Борис Сапожников
Багровый прилив
Пролог
Вся Адранда считала, что история дуэлей закончится в Турнельском парке. После того как королевские миньоны скрестили шпаги с фаворитами герцога Фиарийского и почти все остались лежать на смертном поле, его величество не один день пребывал в ярости. Трижды он велел написать приговор для единственного оставшегося на ногах дуэлянта — барона д’Антрагэ, вовремя сбежавшего от королевского гнева за границу. Но всякий раз разрывал бумагу, когда ту приносили ему на подпись. А всё потому, что прежде он навещал своего миньона, графа де Келюса, скрестившего клинки с Антрагэ, и чудом пережившего схватку. Граф был невероятно слаб от многочисленных ран и потери крови, и король сам кормил его бульоном. Именно Келюс отговаривал короля от подписания смертного приговора Антрагэ, говоря, что сам он простил своего противника и просит его величество сделать то же. Король же так любил своего миньона, что отказать ему в этом не мог. Когда граф де Келюс посчитал себя достаточно оправившимся после схватки и решил прокатиться верхом, то раны его снова открылись, и он скончался спустя несколько дней агонии.

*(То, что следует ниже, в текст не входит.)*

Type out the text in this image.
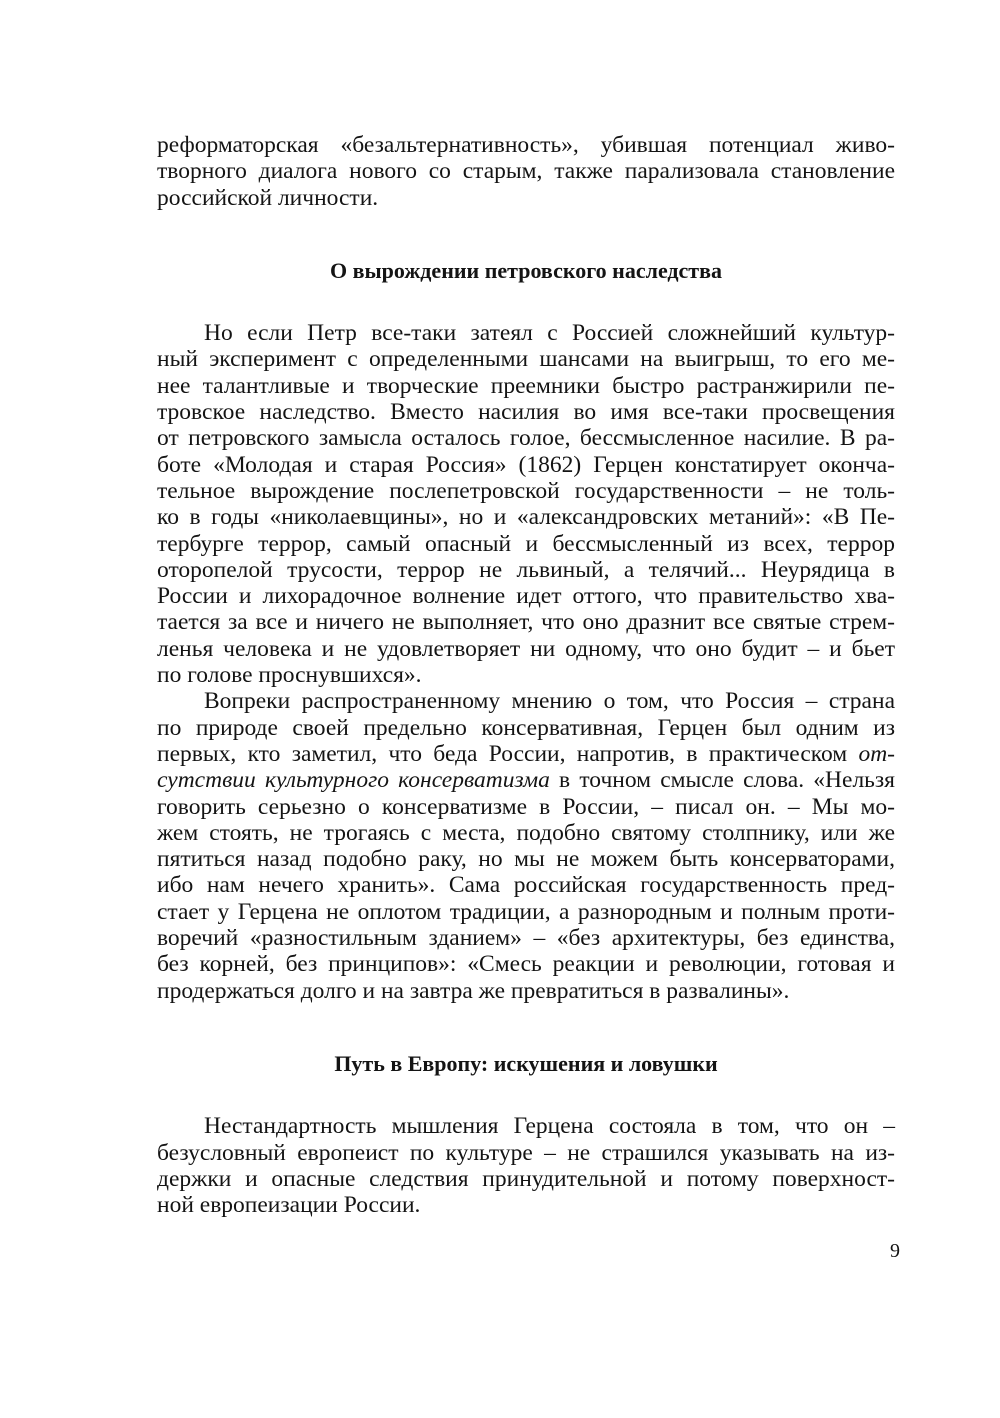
реформаторская «безальтернативность», убившая потенциал живо-
творного диалога нового со старым, также парализовала становление
российской личности.
О вырождении петровского наследства
Но если Петр все-таки затеял с Россией сложнейший культур-
ный эксперимент с определенными шансами на выигрыш, то его ме-
нее талантливые и творческие преемники быстро растранжирили пе-
тровское наследство. Вместо насилия во имя все-таки просвещения
от петровского замысла осталось голое, бессмысленное насилие. В ра-
боте «Молодая и старая Россия» (1862) Герцен констатирует оконча-
тельное вырождение послепетровской государственности – не толь-
ко в годы «николаевщины», но и «александровских метаний»: «В Пе-
тербурге террор, самый опасный и бессмысленный из всех, террор
оторопелой трусости, террор не львиный, а телячий... Неурядица в
России и лихорадочное волнение идет оттого, что правительство хва-
тается за все и ничего не выполняет, что оно дразнит все святые стрем-
ленья человека и не удовлетворяет ни одному, что оно будит – и бьет
по голове проснувшихся».
Вопреки распространенному мнению о том, что Россия – страна
по природе своей предельно консервативная, Герцен был одним из
первых, кто заметил, что беда России, напротив, в практическом от-
сутствии культурного консерватизма в точном смысле слова. «Нельзя
говорить серьезно о консерватизме в России, – писал он. – Мы мо-
жем стоять, не трогаясь с места, подобно святому столпнику, или же
пятиться назад подобно раку, но мы не можем быть консерваторами,
ибо нам нечего хранить». Сама российская государственность пред-
стает у Герцена не оплотом традиции, а разнородным и полным проти-
воречий «разностильным зданием» – «без архитектуры, без единства,
без корней, без принципов»: «Смесь реакции и революции, готовая и
продержаться долго и на завтра же превратиться в развалины».
Путь в Европу: искушения и ловушки
Нестандартность мышления Герцена состояла в том, что он –
безусловный европеист по культуре – не страшился указывать на из-
держки и опасные следствия принудительной и потому поверхност-
ной европеизации России.
9
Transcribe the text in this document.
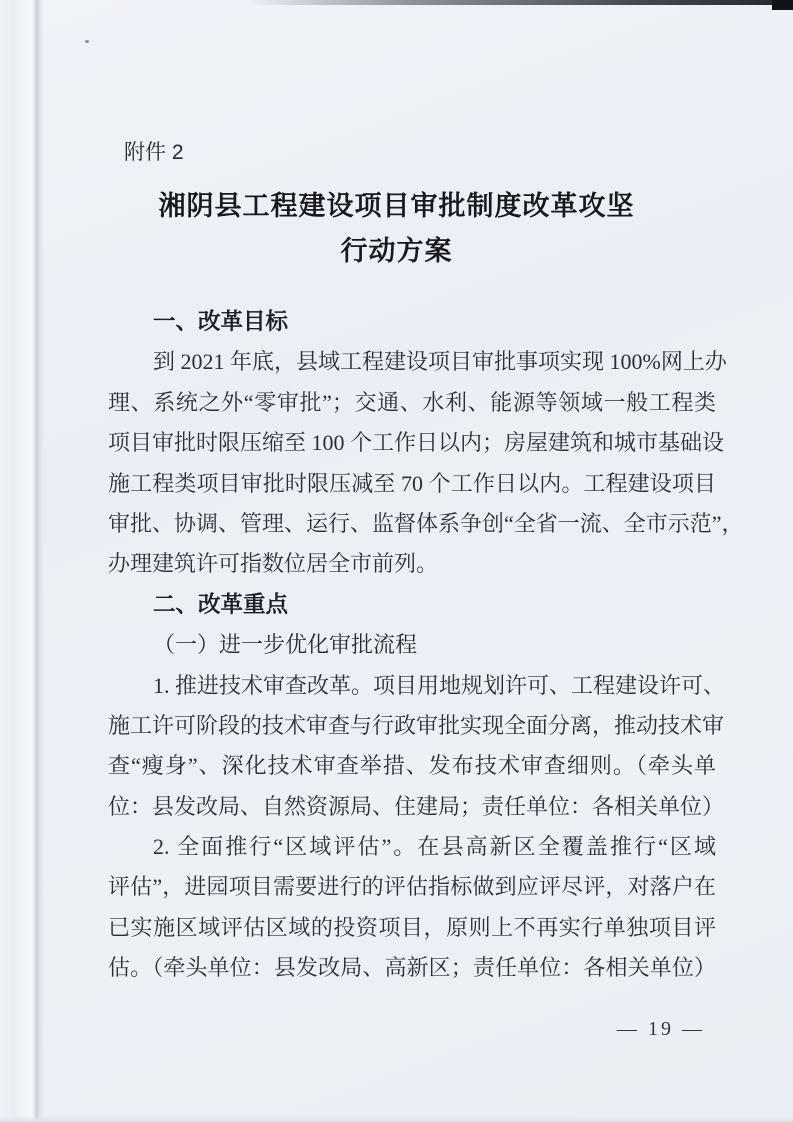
附件 2
湘阴县工程建设项目审批制度改革攻坚
行动方案
一、改革目标
到 2021 年底，县域工程建设项目审批事项实现 100%网上办
理、系统之外“零审批”；交通、水利、能源等领域一般工程类
项目审批时限压缩至 100 个工作日以内；房屋建筑和城市基础设
施工程类项目审批时限压减至 70 个工作日以内。工程建设项目
审批、协调、管理、运行、监督体系争创“全省一流、全市示范”，
办理建筑许可指数位居全市前列。
二、改革重点
（一）进一步优化审批流程
1. 推进技术审查改革。项目用地规划许可、工程建设许可、
施工许可阶段的技术审查与行政审批实现全面分离，推动技术审
查“瘦身”、深化技术审查举措、发布技术审查细则。（牵头单
位：县发改局、自然资源局、住建局；责任单位：各相关单位）
2. 全面推行“区域评估”。在县高新区全覆盖推行“区域
评估”，进园项目需要进行的评估指标做到应评尽评，对落户在
已实施区域评估区域的投资项目，原则上不再实行单独项目评
估。（牵头单位：县发改局、高新区；责任单位：各相关单位）
— 19 —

Вот тут-то, как считали многие при дворе, дуэлям вместе с Антрагэ и конец — горечь такой потери застит разум королю, и тот подпишет-таки приговор. На это надеялся и почти всемогущий кардинал Рильер — первый министр Адранды, ярый противник дуэлей и всего с ними связанного. Кардинал, как человек весьма практического склада характера, считал, что дворяне должны класть свои жизни не в пустых поединках между собой, а на поле брани, решая не вопросы чести, но защищая интересы Родины, как и должно дворянству. Приговор Антрагэ стал бы хорошим уроком всем, и кроме того, подтолкнул бы его величество к подписанию указа о полном запрете дуэлей в Адранде. У его высокопреосвященства были при себе и приговор, и указ, когда он отправился к смертному одру графа де Келюса, чтобы лично провести последние таинства перед смертью королевского миньона. Он считал, что лучшего момента для того, чтобы король подписал эти документы, просто выбрать нельзя. Однако, как это с ним случалось крайне редко, кардинал ошибся.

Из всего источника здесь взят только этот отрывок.